Una massiccia disinfestazione è stata ordinata dalle Usl di Reggio Emilia e Modena dopo la scoperta di due casi di zika in Emilia Romagna. Le due persone sarebbero state infettate durante un viaggio all'estero in una zona già nota per la presenza del virus, ma i primi sintomi della malattia si sono manifestati al loro rientro in Italia dove risiedono, uno a Modena e l'altra a Correggio, in provincia di Reggo Emilia. Il rischio è che possano essere stati punti da altre zanzare locali che poi possono trasmettere il virus ad altri.

Come da prassi quindi sono scattati i protocolli di sicurezza e i comuni interessati insieme con le Ausl di appartenenza hanno immediatamente organizzato la disinfestazione dei luoghi di residenza e di lavoro delle due persone. Il primo trattamento è stato svolto già questa notte nella zona sud di Modena e sarà seguito da altri tre interventi di disinfestazione. A causa degli intereventi, nelle zone interessate prevista la chiusura delle finestre delle abitazioni durante le ore notturne tra il 6 e il 9 luglio e la sospensione del funzionamento degli impianti di ricambio dell’aria.

I cittadini delle zone oggetto di disinfestazione saranno avvertiti attraverso comunicazioni via altoparlante da parte della Polizia municipale e volantini.
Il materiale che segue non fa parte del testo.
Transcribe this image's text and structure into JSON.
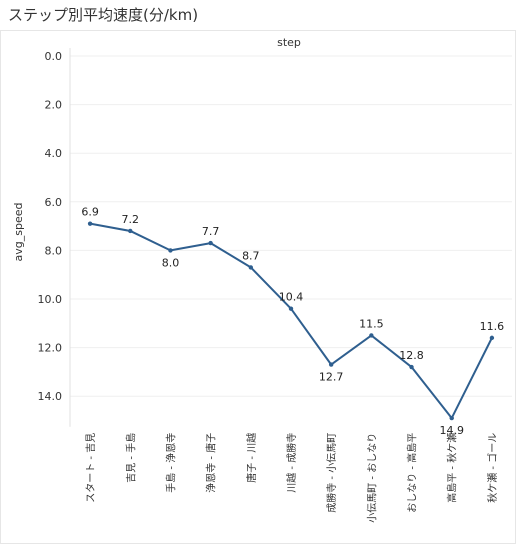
{
  "chart_data": {
    "type": "line",
    "title": "ステップ別平均速度(分/km)",
    "facet_label": "step",
    "ylabel": "avg_speed",
    "xlabel": "",
    "y_reversed": true,
    "ylim": [
      0,
      16
    ],
    "yticks": [
      "0.0",
      "2.0",
      "4.0",
      "6.0",
      "8.0",
      "10.0",
      "12.0",
      "14.0"
    ],
    "ytick_values": [
      0,
      2,
      4,
      6,
      8,
      10,
      12,
      14
    ],
    "grid": "horizontal",
    "categories": [
      "スタート - 吉見",
      "吉見 - 手島",
      "手島 - 浄恩寺",
      "浄恩寺 - 唐子",
      "唐子 - 川越",
      "川越 - 成勝寺",
      "成勝寺 - 小伝馬町",
      "小伝馬町 - おしなり",
      "おしなり - 高島平",
      "高島平 - 秋ケ瀬",
      "秋ケ瀬 - ゴール"
    ],
    "series": [
      {
        "values": [
          6.9,
          7.2,
          8.0,
          7.7,
          8.7,
          10.4,
          12.7,
          11.5,
          12.8,
          14.9,
          11.6
        ],
        "labels": [
          "6.9",
          "7.2",
          "8.0",
          "7.7",
          "8.7",
          "10.4",
          "12.7",
          "11.5",
          "12.8",
          "14.9",
          "11.6"
        ],
        "color": "#2f5f8f"
      }
    ]
  }
}
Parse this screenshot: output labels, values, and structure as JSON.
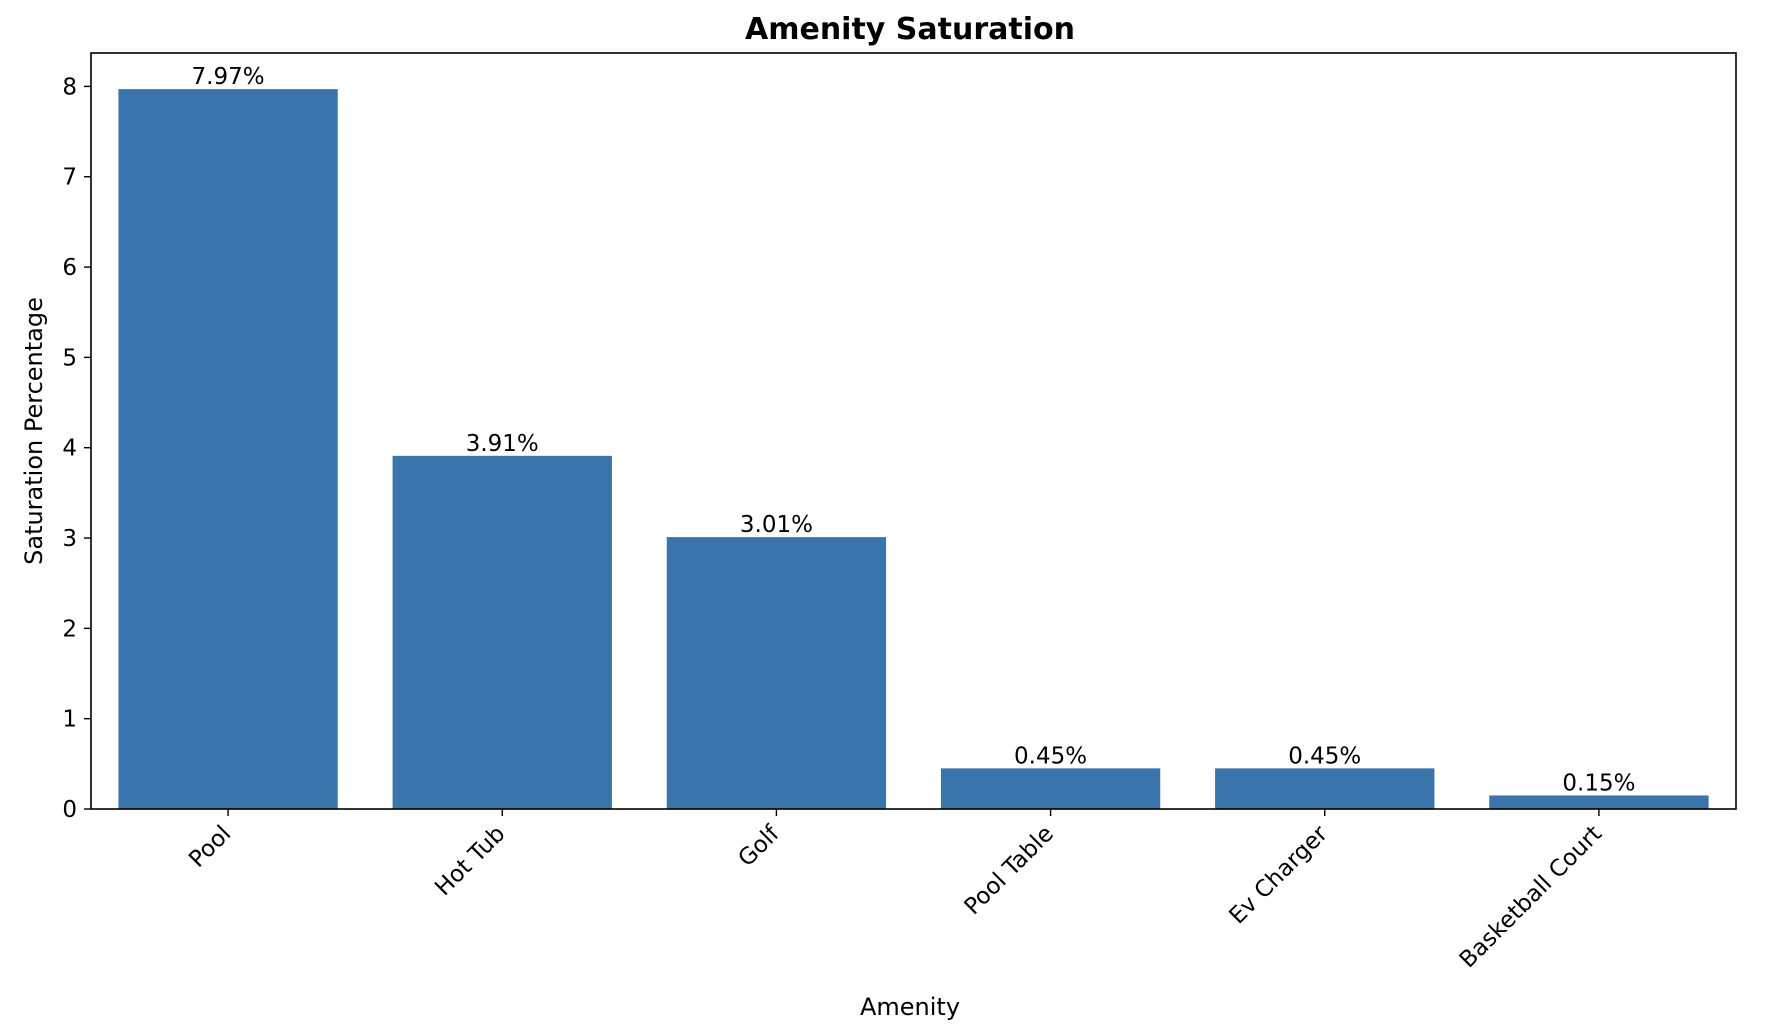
{
  "chart_data": {
    "type": "bar",
    "title": "Amenity Saturation",
    "xlabel": "Amenity",
    "ylabel": "Saturation Percentage",
    "categories": [
      "Pool",
      "Hot Tub",
      "Golf",
      "Pool Table",
      "Ev Charger",
      "Basketball Court"
    ],
    "values": [
      7.97,
      3.91,
      3.01,
      0.45,
      0.45,
      0.15
    ],
    "data_labels": [
      "7.97%",
      "3.91%",
      "3.01%",
      "0.45%",
      "0.45%",
      "0.15%"
    ],
    "ylim": [
      0,
      8.37
    ],
    "yticks": [
      "0",
      "1",
      "2",
      "3",
      "4",
      "5",
      "6",
      "7",
      "8"
    ],
    "grid": false,
    "bar_color": "#3b73ab"
  }
}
Le ordinanze comunali prevedono  che siano rimossi i focolai larvali anche nelle aree comuni private e concede agli addetti alla disinfestazione l’accesso alle aree aperte degli edifici per effettuare i trattamenti. Per questo vanno tenuti al chiuso gli animali domestici e devono essere protetti anche i loro ricoveri all’aperto e le suppellettili. Anche la frutta e la verdura degli orti deve essere protetta in modo sicuro.